Mark Knight: There’s a new raft of producers coming through that I’m really excited about. Toolroom’s sound is always evolving, and bringing guys like Max Chapman, David Keno, Flashmob, Dale Howard, ZDS and others through shows how much we’re broadening our roster. By now everyone should be aware of our style and what the label stands for, so it’s just a case of making sure we’re keeping the label fresh and interesting.
Which artists are you proud of playing a part in to help further their careers?
Mark Knight: I’ve loved working with guys like, Adrian Hour and Ben Remember. These are guys I see as having all the talent necessary for being successful in the long-term. They both make great music, but not just in a single genre but across a range of styles. That’s always been something that has particularly impressed me. It’s all well and good doing one thing over and over again and doing it well: that’s fine, and people have very successful careers from doing that. But for me, I can find it a little one-dimensional.

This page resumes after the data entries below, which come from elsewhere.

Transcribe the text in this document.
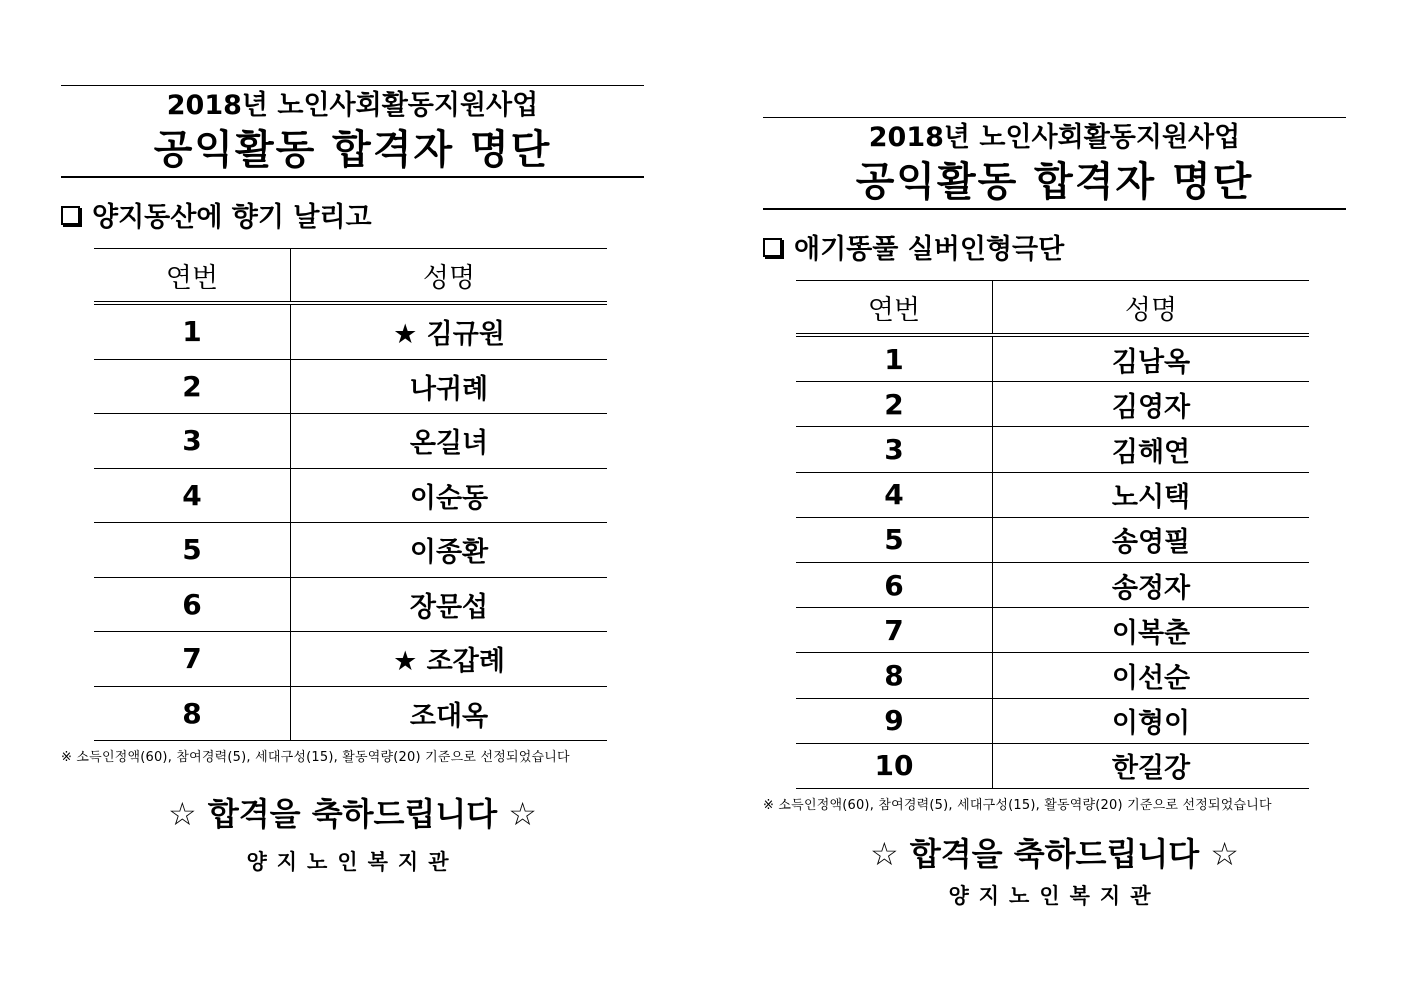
2018년 노인사회활동지원사업
공익활동 합격자 명단
양지동산에 향기 날리고
연번	성명
1	★ 김규원
2	나귀례
3	온길녀
4	이순동
5	이종환
6	장문섭
7	★ 조갑례
8	조대옥
※ 소득인정액(60), 참여경력(5), 세대구성(15), 활동역량(20) 기준으로 선정되었습니다
☆ 합격을 축하드립니다 ☆
양지노인복지관
2018년 노인사회활동지원사업
공익활동 합격자 명단
애기똥풀 실버인형극단
연번	성명
1	김남옥
2	김영자
3	김해연
4	노시택
5	송영필
6	송정자
7	이복춘
8	이선순
9	이형이
10	한길강
※ 소득인정액(60), 참여경력(5), 세대구성(15), 활동역량(20) 기준으로 선정되었습니다
☆ 합격을 축하드립니다 ☆
양지노인복지관
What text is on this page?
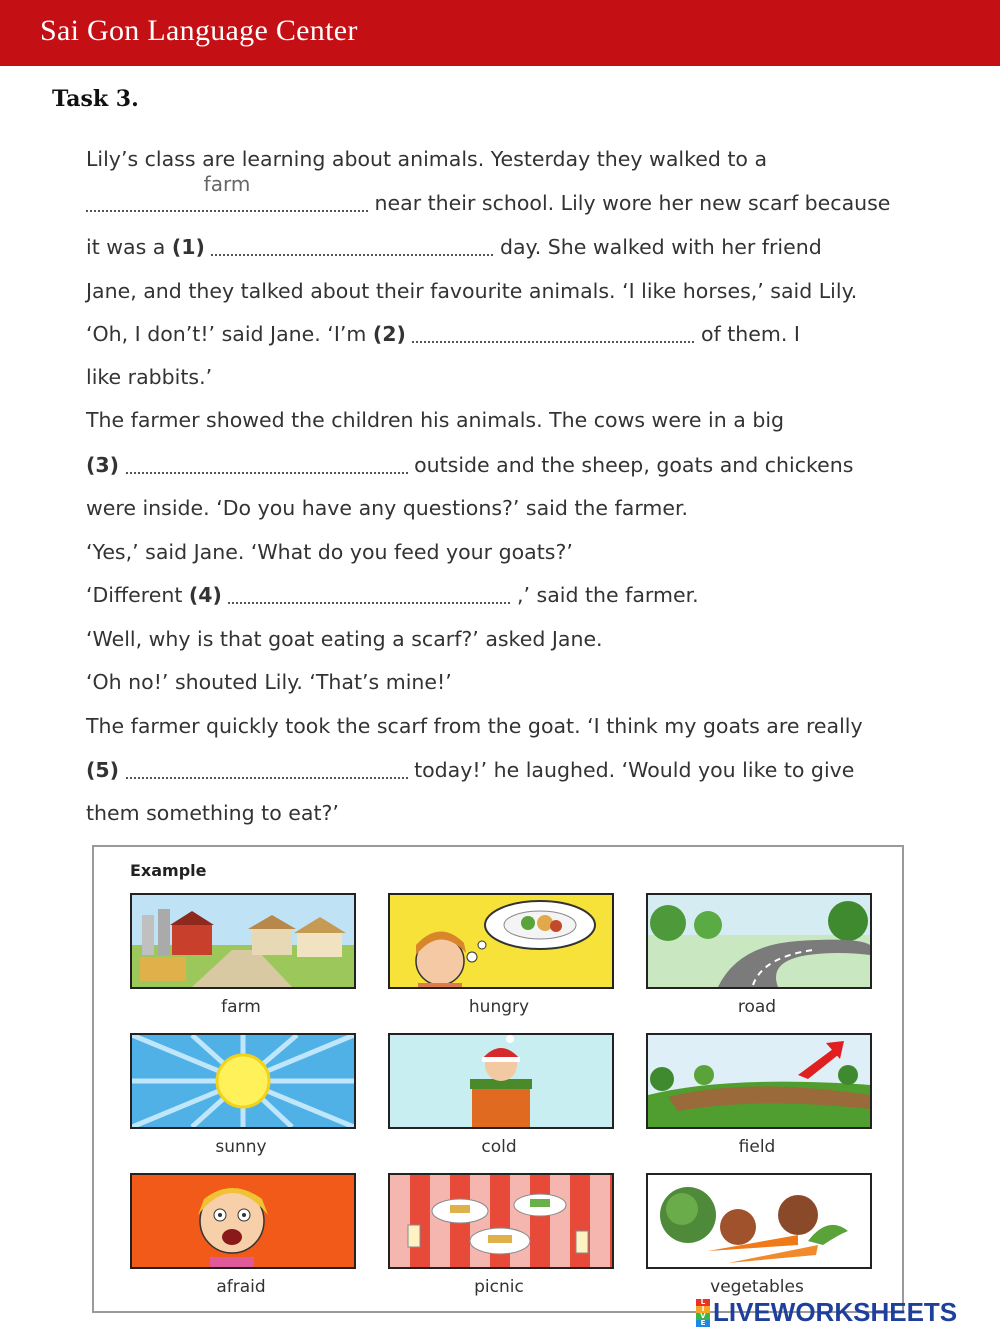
Sai Gon Language Center
Task 3.
Lily’s class are learning about animals. Yesterday they walked to a
farm
near their school. Lily wore her new scarf because
it was a (1)	day. She walked with her friend
Jane, and they talked about their favourite animals. ‘I like horses,’ said Lily.
‘Oh, I don’t!’ said Jane. ‘I’m (2)	of them. I
like rabbits.’
The farmer showed the children his animals. The cows were in a big
(3)	outside and the sheep, goats and chickens
were inside. ‘Do you have any questions?’ said the farmer.
‘Yes,’ said Jane. ‘What do you feed your goats?’
‘Different (4)	,’ said the farmer.
‘Well, why is that goat eating a scarf?’ asked Jane.
‘Oh no!’ shouted Lily. ‘That’s mine!’
The farmer quickly took the scarf from the goat. ‘I think my goats are really
(5)	today!’ he laughed. ‘Would you like to give
them something to eat?’
Example
farm	hungry	road
sunny	cold	field
afraid	picnic	vegetables
L
I
V
E LIVEWORKSHEETS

As someone who’s been involved in music for most of my life, it’s a genuinely amazing feeling to be able to share my experience with artists who are coming through, not just in the studio but in terms of how you should operate within the industry in business matters.
It’s one of the aspects I enjoy the most, and when you see people like Ben and Adrian getting the success they deserve, it makes me very proud to have been involved.
Which one of your productions or label projects are you most proud of and why?
Mark Knight: I think I’d have to say Downpipe. It’s just a completely unique record that hasn’t dated at all. I still play it now and I’ll still be playing it in 10 years. It took us a year from start to finish, because there was no way we could have got it wrong: we had to make sure everything about it was how we wanted it to be. You can’t do a record with Underworld and fuck it up! So we grafted and grafted on it until we were sure. It was worth it though.
What stuff do you have coming up in the pipeline that we should look out for?
Mark Knight: My next release is a collaborative EP, with a track alongside jungle legends Ragga Twins called ‘Move On’ and another with Ben Remember called ‘Let Me Go’. It’s out 25 August, and we’re planning a few pretty cool little videos for the release, so watch out for that.